The problem as I see it is that RSS wasn’t natively designed for two-way communication. It might be that one can make it do so but that I think that’s the classic case of seeing all problems as a nail to be solved with a hammer. You can pound a screw in to a wall, but the right tool to get that screw in the wall is a screwdriver.
My experience with network communication pre-dates the Internet. Before the Internet became popular there were Bulletin Board Systems (BBS) and online services like Compuserve that created and provided online threaded messaging. The experience was, you had areas dedicated to a topic called forums or boards, and users created new “posts” to the forums in which they could ask questions or share information. People replied to those “posts” that appeared in chronological order creating a coherent thread of messages.
Compare the threaded messaging I describe above to what you see on X/Twitter in which a person can reply to something that I post but that reply is just part of the social network timeline and not presented to the reader in any association to the original post, so there is no context and no coherence to the messaging without the user having to dig.
Micro.blog uses the same “mentions” method for associating a reply to a post, and I as a user can either be notified that someone mentioned me or I go to the mentions section of Micro.blog but what see there are only replies, I as a user have to click Conversation to see the entire thread and therefore the context.
I am inclined to think that the evolution of the non-threaded mentions approach is due to starting with the web and HTML rather than the prior art of BBS and its Internet sibling Usenet.
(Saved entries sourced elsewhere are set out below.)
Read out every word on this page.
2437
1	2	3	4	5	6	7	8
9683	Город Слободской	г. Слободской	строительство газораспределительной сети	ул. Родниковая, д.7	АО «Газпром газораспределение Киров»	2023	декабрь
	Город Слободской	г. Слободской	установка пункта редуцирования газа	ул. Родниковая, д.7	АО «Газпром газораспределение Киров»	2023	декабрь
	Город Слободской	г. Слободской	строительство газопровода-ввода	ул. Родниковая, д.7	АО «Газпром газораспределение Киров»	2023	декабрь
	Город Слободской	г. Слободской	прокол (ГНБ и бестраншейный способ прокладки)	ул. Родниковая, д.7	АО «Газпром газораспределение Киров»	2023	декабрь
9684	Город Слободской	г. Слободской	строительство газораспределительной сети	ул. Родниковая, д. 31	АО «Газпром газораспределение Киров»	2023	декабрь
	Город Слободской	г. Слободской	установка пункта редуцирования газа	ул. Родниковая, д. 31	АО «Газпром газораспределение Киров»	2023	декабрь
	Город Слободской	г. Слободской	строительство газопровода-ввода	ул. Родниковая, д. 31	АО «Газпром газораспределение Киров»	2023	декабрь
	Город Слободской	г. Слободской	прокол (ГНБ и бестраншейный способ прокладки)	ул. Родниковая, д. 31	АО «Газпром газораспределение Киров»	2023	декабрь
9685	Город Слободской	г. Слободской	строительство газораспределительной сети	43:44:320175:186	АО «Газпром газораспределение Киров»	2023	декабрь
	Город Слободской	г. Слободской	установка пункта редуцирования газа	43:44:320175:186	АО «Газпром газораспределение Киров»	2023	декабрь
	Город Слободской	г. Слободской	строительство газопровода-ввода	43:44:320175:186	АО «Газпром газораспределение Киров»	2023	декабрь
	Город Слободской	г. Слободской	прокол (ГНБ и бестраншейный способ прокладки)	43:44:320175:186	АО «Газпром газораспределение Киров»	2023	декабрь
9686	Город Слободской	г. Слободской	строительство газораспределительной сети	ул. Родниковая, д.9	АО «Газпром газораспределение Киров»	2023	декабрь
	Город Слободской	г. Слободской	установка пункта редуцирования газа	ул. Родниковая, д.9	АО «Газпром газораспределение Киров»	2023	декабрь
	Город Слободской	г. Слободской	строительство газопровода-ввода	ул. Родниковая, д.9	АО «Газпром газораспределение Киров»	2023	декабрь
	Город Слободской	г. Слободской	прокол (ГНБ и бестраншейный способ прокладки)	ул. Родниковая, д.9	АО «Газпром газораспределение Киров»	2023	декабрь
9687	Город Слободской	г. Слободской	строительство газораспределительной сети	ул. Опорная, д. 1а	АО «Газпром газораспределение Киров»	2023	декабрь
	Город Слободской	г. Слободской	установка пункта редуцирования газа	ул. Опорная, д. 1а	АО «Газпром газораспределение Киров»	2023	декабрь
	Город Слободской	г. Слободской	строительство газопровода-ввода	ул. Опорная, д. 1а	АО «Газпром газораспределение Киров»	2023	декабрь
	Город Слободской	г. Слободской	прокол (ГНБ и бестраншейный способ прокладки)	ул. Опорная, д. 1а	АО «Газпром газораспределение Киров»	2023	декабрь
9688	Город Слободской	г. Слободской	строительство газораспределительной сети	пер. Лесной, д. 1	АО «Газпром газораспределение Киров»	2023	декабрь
There are web sites, like Discord, that you access via a web browser but in design function more like Usenet than the web.
For me, the river/timeline approach is not useful for messaging because it doesn’t provided context. One can’t even assume a topic as one could when accessing a Usenet group or a BBS board and you don’t see a chronological thread of the messages without digging.
As a writer, I see value in readers having an ability to comment/respond to a post but as that writer, what I need is simply to know that someone has responded to a specific post and I need to know which post so that I can read the feedback. Honestly, the best approach I have seen for this use case is pingbacks as implemented by WordPress that was developed by bloggers and predates the social network timelines.